Digital Preservation Tools and Software
- For open source digital preservation software check out The Open Planets Foundation (OPF), who address core digital preservation challenges by engaging with its members and the community to develop practical and sustainable tools and services to ensure long-term access to digital content. The website also includes the very interesting Atlas of Digital Damages
- SCAPE – Scalable Preservation Environments ‘develops scalable services for planning and execution of institutional preservation strategies on an open source platform that orchestrates semi-automated workflows for large-scale, heterogeneous collections of complex digital objects.’ Visit their software for digital preservation tools here.
- Archivematica is a free and open-source digital preservation system that is designed to maintain standards-based, long-term access to collections of digital objects.
- Community Owned Digital Preservation Tool Registry – ‘COPTR is also an initiative to collate the knowledge of the digital preservation community on preservation tools in one place. Instead of organisations competing against each other with their own registries, COPTR is bringing them together. In doing so it’s objective is to provide the best resource for practitioners on digital preservation tools.’ Also check out the tool grid generator designed to help practitioners identify and select tools that they need to solve digital preservation challenges.
- Mediainfo is a very useful open source software tool that displays technical and tag data for video and audio files.
- BWF MetaEdit permits the embedding, editing, and exporting of metadata in Broadcast WAVE Format (BWF) files. This tool can also enforce metadata guidelines developed by the Federal Agencies Audio-Visual Working Group, as well as recommendations and specifications from the European Broadcasting Union (EBU), Microsoft, and IBM.

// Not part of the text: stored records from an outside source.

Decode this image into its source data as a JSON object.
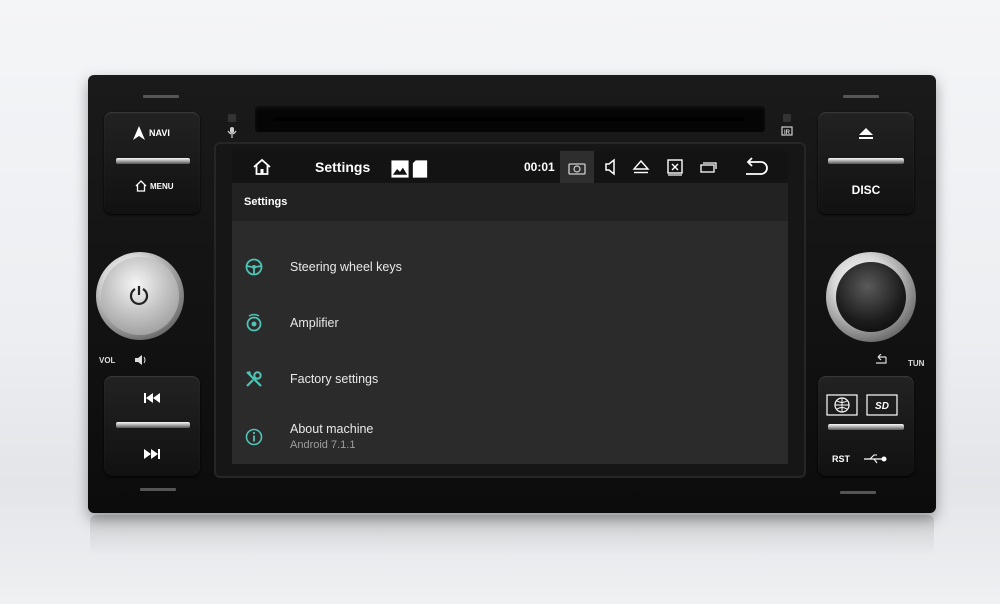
{
  "device": {
    "left_panel": {
      "navi_label": "NAVI",
      "menu_label": "MENU",
      "vol_label": "VOL"
    },
    "right_panel": {
      "disc_label": "DISC",
      "tun_label": "TUN",
      "rst_label": "RST"
    }
  },
  "status_bar": {
    "title": "Settings",
    "clock": "00:01",
    "icons": [
      "home-icon",
      "image-icon",
      "sd-card-icon",
      "screenshot-icon",
      "volume-icon",
      "eject-icon",
      "close-window-icon",
      "recent-apps-icon",
      "back-icon"
    ]
  },
  "header": {
    "title": "Settings"
  },
  "settings_list": [
    {
      "label": "Steering wheel keys",
      "sublabel": "",
      "icon": "steering-wheel-icon"
    },
    {
      "label": "Amplifier",
      "sublabel": "",
      "icon": "speaker-icon"
    },
    {
      "label": "Factory settings",
      "sublabel": "",
      "icon": "tools-icon"
    },
    {
      "label": "About machine",
      "sublabel": "Android 7.1.1",
      "icon": "info-icon"
    }
  ],
  "colors": {
    "accent_teal": "#4fc3b5",
    "screen_background": "#2b2b2b",
    "status_bar": "#131313"
  }
}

- The BBC’s R & D Archive is an invaluable resource of white papers, research and policy relating to broadcast technology from the 1930s onwards. As the website states, ‘whether it’s noise-cancelling microphones in the 1930s, the first transatlantic television transmission in the 1950s, Ceefax in the 1970s, digital radio in the 1990s and HD TV in the 2000s, or the challenge to “broadcasting” brought about by the internet and interactive media, BBC Research & Development has led the way with innovative technology and collaborative ways of working.’
- IRENE technology, developed by the Northeast Document Conservation Center in the US, applies a digital imaging approach to audio preservation. IRENE currently works with fragile media such as Wax cylinders, Lacquer discs (a.k.a., “acetate” discs), Aluminum transcription discs, Shellac discs, Tin foils and other rare formats (e.g., Dictabelt, Voice-O-Graph, etc.).